An office was opened in Paris on 1 July 1949. The "Free Albania" National Committee was officially constituted on 7 July (although some Albanian sources place it later in time, on 26 August 1949). Mithat Frashëri was its chairman, with other members of the Directing Board being: Nuçi Kotta (son of the Albanian former Prime Minister Kostaq Kotta), Abaz Kupi, Said Kryeziu, and Zef Pali. There was also a national committee consisting of Eqrem Telhai of the "Peasant League" (Albanian: Lidhja Katundare), Hysni Mulleti of the "Agrarian League" (Albanian: Lidhja Agrare), Muharrem Bajraktari from the "Independent Fighting Group" (Albanian: Grupi Luftëtar i Pavarur), Ihsan Toptani (independent), Gaqo Gogo, a pro-monarchist and former King Zog I's secretary, Myftar Spahiu and Gani Tafilaj from Legaliteti, with Halil Maçi, Vasil Andoni, and Abaz Ermenji from Balli Kombëtar. Gaqo Gogo served as Executive Secretary, while Abaz Kupi was appointed chairman of the military junta, with Ermenji and Kryeziu as his deputies.

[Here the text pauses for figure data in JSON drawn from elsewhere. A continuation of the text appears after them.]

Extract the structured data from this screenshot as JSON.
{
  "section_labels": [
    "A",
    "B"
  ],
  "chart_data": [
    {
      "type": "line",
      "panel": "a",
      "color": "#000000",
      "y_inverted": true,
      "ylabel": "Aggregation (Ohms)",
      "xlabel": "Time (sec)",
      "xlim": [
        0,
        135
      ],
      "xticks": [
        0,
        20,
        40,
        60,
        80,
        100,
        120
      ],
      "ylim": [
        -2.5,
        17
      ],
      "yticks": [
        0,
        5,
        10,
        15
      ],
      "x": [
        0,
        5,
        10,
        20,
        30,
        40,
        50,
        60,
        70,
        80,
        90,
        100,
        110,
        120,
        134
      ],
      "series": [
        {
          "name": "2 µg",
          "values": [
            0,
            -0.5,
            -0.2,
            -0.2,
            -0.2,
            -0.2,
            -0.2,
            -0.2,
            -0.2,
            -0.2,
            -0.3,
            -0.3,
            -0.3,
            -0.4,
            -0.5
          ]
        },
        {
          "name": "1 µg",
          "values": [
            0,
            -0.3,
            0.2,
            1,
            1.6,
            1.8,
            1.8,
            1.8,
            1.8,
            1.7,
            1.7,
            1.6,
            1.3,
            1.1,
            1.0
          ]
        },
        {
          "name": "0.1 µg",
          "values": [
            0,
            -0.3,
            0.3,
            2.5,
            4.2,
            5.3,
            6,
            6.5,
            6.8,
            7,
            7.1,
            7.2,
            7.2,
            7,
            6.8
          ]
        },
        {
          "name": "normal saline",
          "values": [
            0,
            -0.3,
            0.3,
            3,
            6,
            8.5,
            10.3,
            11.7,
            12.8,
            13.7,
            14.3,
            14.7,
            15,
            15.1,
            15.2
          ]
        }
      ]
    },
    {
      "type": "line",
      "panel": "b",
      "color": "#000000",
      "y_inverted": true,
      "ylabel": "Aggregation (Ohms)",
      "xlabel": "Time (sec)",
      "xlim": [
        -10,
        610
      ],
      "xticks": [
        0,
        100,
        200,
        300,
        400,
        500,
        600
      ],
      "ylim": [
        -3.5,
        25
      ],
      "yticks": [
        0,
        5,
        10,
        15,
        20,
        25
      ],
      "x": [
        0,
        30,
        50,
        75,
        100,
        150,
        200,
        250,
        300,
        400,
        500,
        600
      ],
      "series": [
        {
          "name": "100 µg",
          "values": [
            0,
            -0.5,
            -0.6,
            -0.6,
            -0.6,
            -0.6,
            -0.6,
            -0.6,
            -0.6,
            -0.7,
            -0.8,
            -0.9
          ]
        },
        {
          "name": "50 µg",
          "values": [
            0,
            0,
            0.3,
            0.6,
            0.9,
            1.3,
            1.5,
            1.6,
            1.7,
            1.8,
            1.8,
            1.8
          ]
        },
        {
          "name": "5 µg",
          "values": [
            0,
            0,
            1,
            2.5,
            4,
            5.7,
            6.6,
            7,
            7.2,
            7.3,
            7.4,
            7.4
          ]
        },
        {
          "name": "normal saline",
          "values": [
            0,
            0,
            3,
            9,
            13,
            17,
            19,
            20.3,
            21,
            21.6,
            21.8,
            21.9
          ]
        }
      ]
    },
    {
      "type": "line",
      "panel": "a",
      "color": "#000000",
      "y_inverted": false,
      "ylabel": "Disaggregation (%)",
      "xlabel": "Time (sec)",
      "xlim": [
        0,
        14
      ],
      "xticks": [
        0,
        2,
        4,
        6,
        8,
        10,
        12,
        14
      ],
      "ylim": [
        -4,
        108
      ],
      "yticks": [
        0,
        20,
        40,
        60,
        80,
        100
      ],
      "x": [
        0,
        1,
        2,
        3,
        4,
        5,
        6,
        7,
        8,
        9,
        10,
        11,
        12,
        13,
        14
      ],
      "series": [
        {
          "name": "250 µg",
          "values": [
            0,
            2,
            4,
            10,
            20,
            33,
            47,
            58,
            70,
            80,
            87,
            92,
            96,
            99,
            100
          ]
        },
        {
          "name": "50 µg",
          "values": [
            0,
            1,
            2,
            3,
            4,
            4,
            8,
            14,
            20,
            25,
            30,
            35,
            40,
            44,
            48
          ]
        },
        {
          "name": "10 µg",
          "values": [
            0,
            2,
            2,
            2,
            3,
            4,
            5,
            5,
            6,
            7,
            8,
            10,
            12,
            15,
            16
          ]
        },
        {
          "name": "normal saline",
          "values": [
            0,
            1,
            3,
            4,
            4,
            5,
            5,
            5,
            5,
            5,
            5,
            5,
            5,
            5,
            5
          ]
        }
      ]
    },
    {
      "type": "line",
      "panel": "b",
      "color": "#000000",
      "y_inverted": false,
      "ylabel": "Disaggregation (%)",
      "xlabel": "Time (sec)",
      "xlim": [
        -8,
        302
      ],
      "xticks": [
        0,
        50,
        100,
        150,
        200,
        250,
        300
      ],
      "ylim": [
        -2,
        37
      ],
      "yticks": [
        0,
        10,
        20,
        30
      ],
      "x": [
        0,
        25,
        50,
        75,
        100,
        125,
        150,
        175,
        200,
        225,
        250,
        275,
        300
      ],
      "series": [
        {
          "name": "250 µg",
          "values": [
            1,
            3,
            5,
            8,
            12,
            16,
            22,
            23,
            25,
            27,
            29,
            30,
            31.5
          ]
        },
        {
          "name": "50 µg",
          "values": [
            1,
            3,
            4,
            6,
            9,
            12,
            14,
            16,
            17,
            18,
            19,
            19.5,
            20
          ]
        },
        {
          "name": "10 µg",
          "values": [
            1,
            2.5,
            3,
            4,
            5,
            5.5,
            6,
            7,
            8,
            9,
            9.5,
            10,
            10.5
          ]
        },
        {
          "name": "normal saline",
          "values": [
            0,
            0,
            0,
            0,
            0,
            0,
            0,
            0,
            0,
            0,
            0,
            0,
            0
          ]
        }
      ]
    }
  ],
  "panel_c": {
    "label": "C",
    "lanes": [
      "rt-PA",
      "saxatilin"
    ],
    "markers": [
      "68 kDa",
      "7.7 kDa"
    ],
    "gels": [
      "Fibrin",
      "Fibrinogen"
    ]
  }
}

On 6 September 1949, the committee announced its creation in a BBC radio transmission. In the following days, Mithat Frashëri organized a press conference, which created a conflict with pro-Yugoslavian British authorities, who opposed Frashëri's words which included "Kosovo", stating that he should speak about only those territories that were part of the Albanian state.

Soon after, the British intelligence officer Billy McLean together with Alan Hare and Harold Perkins flew to Alexandria, Egypt where they joined Julian Amery and Robert Low. They had a meeting with King Zog trying to persuade him to recognize the committee. The former King of Albania, Ahmet Zogu, opposed the committee even though his supporter Abaz Kupi was one of the founders, arguing that he was the only legitimate representative of Albania.

The committee published the biweekly journal Shqiperia (Albania) in Albanian.

==Post 1949==
The committee moved its base to New York City. After Frashëri's death on 3 October 1949, Hasan Dosti took over, but later Rexhep Krasniqi, a Kosovar Albanian became chairman with the support of Xhafer Deva who had settled in the USA. Abas Ermenji continued to work in France, where he published the journal "Qëndresa Shqiptare" (Albanian Resistance).

The committee collaborated with the CIA in forming the Company 4000 military units, stationed in Hohenbrunn, Bavaria, West Germany in 1950. The "company" consisted of trained military units, supporting the Albanian Subversion, though it was never effective.

With Albania joining the UN in 1955, the committee's activities diminished over the years, but it continued to organize political gatherings, conferences and seminars. Over 15,000 Albanian refugees were resettled in the United States through its efforts. Krasniqi published the newspaper "The Free Albanian" (Shqiptari i lirë) from November 1957 to 1970. The committee was one of the nine national representative bodies which were used by US State Department to create the Assembly of Captive European Nations (ACEN).

With the demise of communism in Eastern Europe, the board of directors of the NCFA decided that its functions would no longer be needed, and it was disbanded in 1992.

==CIA involvement==
Recently (2013) CIA documents became public, which showed the CIA's sponsorship and deep involvement in the committee's creation and activities.